Bold and Beautiful Baekje, Part VII: The Royal Tomb of King Muryeong, Gongju, Southern Chungcheong


Muryeong of Baekje (Hanja: 武寧王; Born: 462 – Died: 523, Reigned: 501–523) was the 25th king of Baekje, one of the Three Kingdoms of Korea. During his reign, Baekje remained allied with Silla against Goguryeo, and expanded its relationships with China and Japan.

The Tomb of King Muryeong calls him King Sama (斯麻), and records his birth year as 462. The Samguk Sagi calls him King Muryeong, with the personal name (휘) of Sama (斯摩). He is described as the second son of the 24th king Dongseong. He became king when Dongseong was assassinated by the court official Baekga. The following year, he crushed a planned rebellion by Baekga.

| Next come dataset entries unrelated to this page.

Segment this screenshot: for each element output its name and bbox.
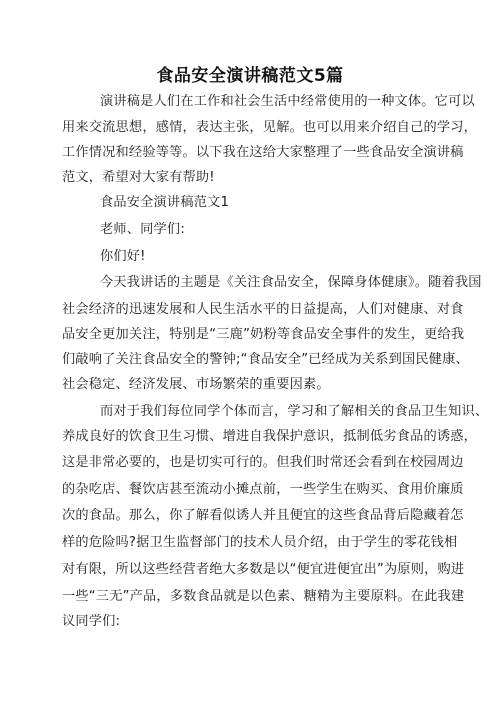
paragraph-line: 次的食品。那么，你了解看似诱人并且便宜的这些食品背后隐藏着怎: [62, 507, 442, 525]
paragraph-line: 养成良好的饮食卫生习惯、增进自我保护意识，抵制低劣食品的诱惑，: [62, 428, 442, 446]
paragraph-line: 的杂吃店、餐饮店甚至流动小摊点前，一些学生在购买、食用价廉质: [62, 481, 442, 499]
paragraph-line: 议同学们:: [62, 613, 442, 631]
paragraph-line: 而对于我们每位同学个体而言，学习和了解相关的食品卫生知识、: [100, 403, 480, 421]
paragraph-line: 今天我讲话的主题是《关注食品安全，保障身体健康》。随着我国: [100, 274, 480, 292]
document-title: 食品安全演讲稿范文5篇: [0, 61, 500, 86]
paragraph-line: 范文，希望对大家有帮助!: [62, 169, 442, 187]
paragraph-line: 一些“三无”产品，多数食品就是以色素、糖精为主要原料。在此我建: [62, 588, 442, 606]
paragraph-line: 用来交流思想，感情，表达主张，见解。也可以用来介绍自己的学习，: [62, 119, 442, 137]
paragraph-line: 演讲稿是人们在工作和社会生活中经常使用的一种文体。它可以: [100, 93, 480, 111]
paragraph-line: 们敲响了关注食品安全的警钟;“食品安全”已经成为关系到国民健康、: [62, 351, 442, 369]
paragraph-line: 样的危险吗?据卫生监督部门的技术人员介绍，由于学生的零花钱相: [62, 534, 442, 552]
paragraph-line: 这是非常必要的，也是切实可行的。但我们时常还会看到在校园周边: [62, 454, 442, 472]
paragraph-line: 社会稳定、经济发展、市场繁荣的重要因素。: [62, 376, 442, 394]
paragraph-line: 社会经济的迅速发展和人民生活水平的日益提高，人们对健康、对食: [62, 301, 442, 319]
section-heading: 食品安全演讲稿范文1: [100, 194, 480, 212]
salutation: 老师、同学们:: [100, 221, 480, 239]
greeting: 你们好!: [100, 248, 480, 266]
document-page: 食品安全演讲稿范文5篇 演讲稿是人们在工作和社会生活中经常使用的一种文体。它可以…: [0, 0, 500, 708]
paragraph-line: 工作情况和经验等等。以下我在这给大家整理了一些食品安全演讲稿: [62, 144, 442, 162]
paragraph-line: 对有限，所以这些经营者绝大多数是以“便宜进便宜出”为原则，购进: [62, 561, 442, 579]
paragraph-line: 品安全更加关注，特别是“三鹿”奶粉等食品安全事件的发生，更给我: [62, 326, 442, 344]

China's Liang shu gives his surname as Yeo and personal name as Yung, and states that he restored Baekje into a strong nation. Japan's Nihonshoki gives his birth year as 461, and describes him as the son of Gonji, the younger brother of the 21st king Gaero, making him the stepbrother of Dongseong. It is said Gonji escaped the invading Goguryeo forces with King Muryeong's mother to Japan, and she went into labor as their ship was passing by a small Japanese island. He was called Semakishi (嶋君) and King Shima (斯麻王) in Japanese records because he was born in an island. Some scholars claim Muryeong ruled the Yamato region under the name of King Bu before he moved to Baekje to be a king of kings (大王).

In 501, he sent an army to attack Goguryeo's Sugok-seong. In 503, he repelled an attack by the Mohe. In 507, he successfully countered another attack by Goguryeo and Mohe forces. In 512, Goguryeo conquered two castles, but Muryeong personally led 3,000 men to destroy the Goguryeo army. In 523, he ordered the building of a fortified wall to defend the northern border.

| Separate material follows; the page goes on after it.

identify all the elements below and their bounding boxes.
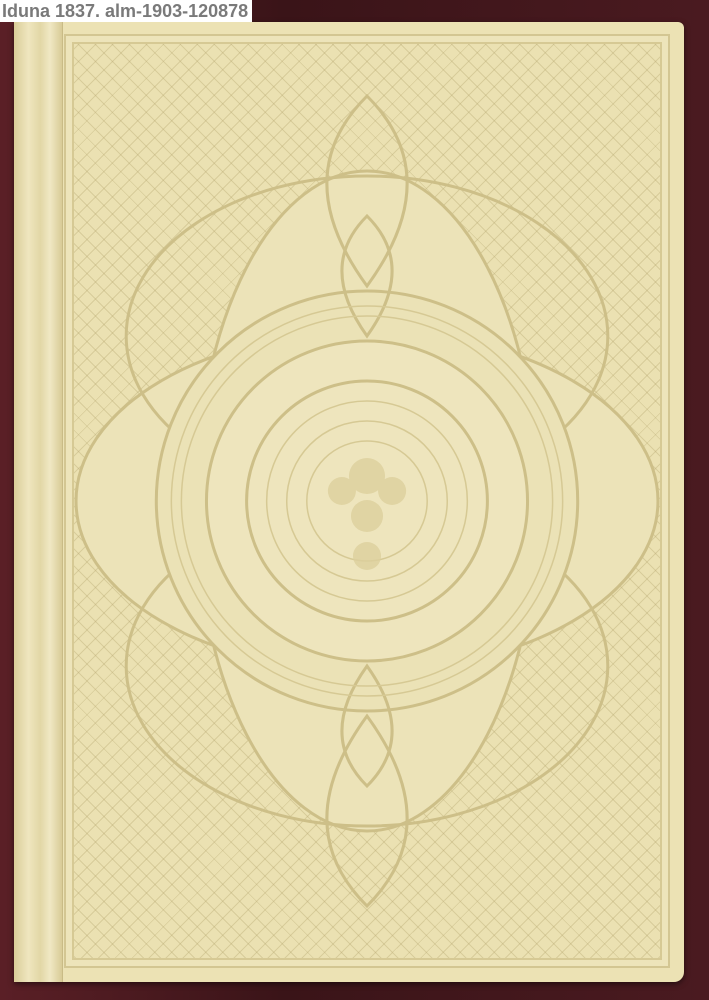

According to both historical and archeological sources, contact and trade between China and Baekje increased during Muryeong's reign. In 512, according to the Liang shu, Muryeong sent Baekje's first mission to the newly established court of the Chinese Liang Dynasty. A second mission was sent in 521, announcing various victories over Goguryeo. In reply, the Liang emperor bestowed various titles on him, including "Great General Tranquilizing the East (寧東大將軍)" and "King of Baekje". These titles were also found engraved on a tablet in King Muryeong's tomb. In 503, he sent a bronze mirror, and in 513 and 516, Confucian scholars to Japan.

In 1971, King Muryeong's tomb was excavated in Geumseong-dong 5-1 beonji, Gongju, Southern Chungcheong Province, South Korea, where he was buried with his queen. In 2001, Japan's Emperor Heisei-Akihito told reporters "I, on my part, feel a certain kinship with Korea, given the fact that it is recorded in the Chronicles of Japan that the mother of Emperor Kammu was of the line of King Muryeong of Baekje." It was the first time that a Japanese emperor publicly acknowledged Korean blood in the imperial line. According to the Shoku Nihongi, Emperor Kammu's mother, Takano no Niigasa is a descendant of Crown Prince Sunta, son of Muryeong, who died in Japan in 513 (Nihon Shoki Chapter 17).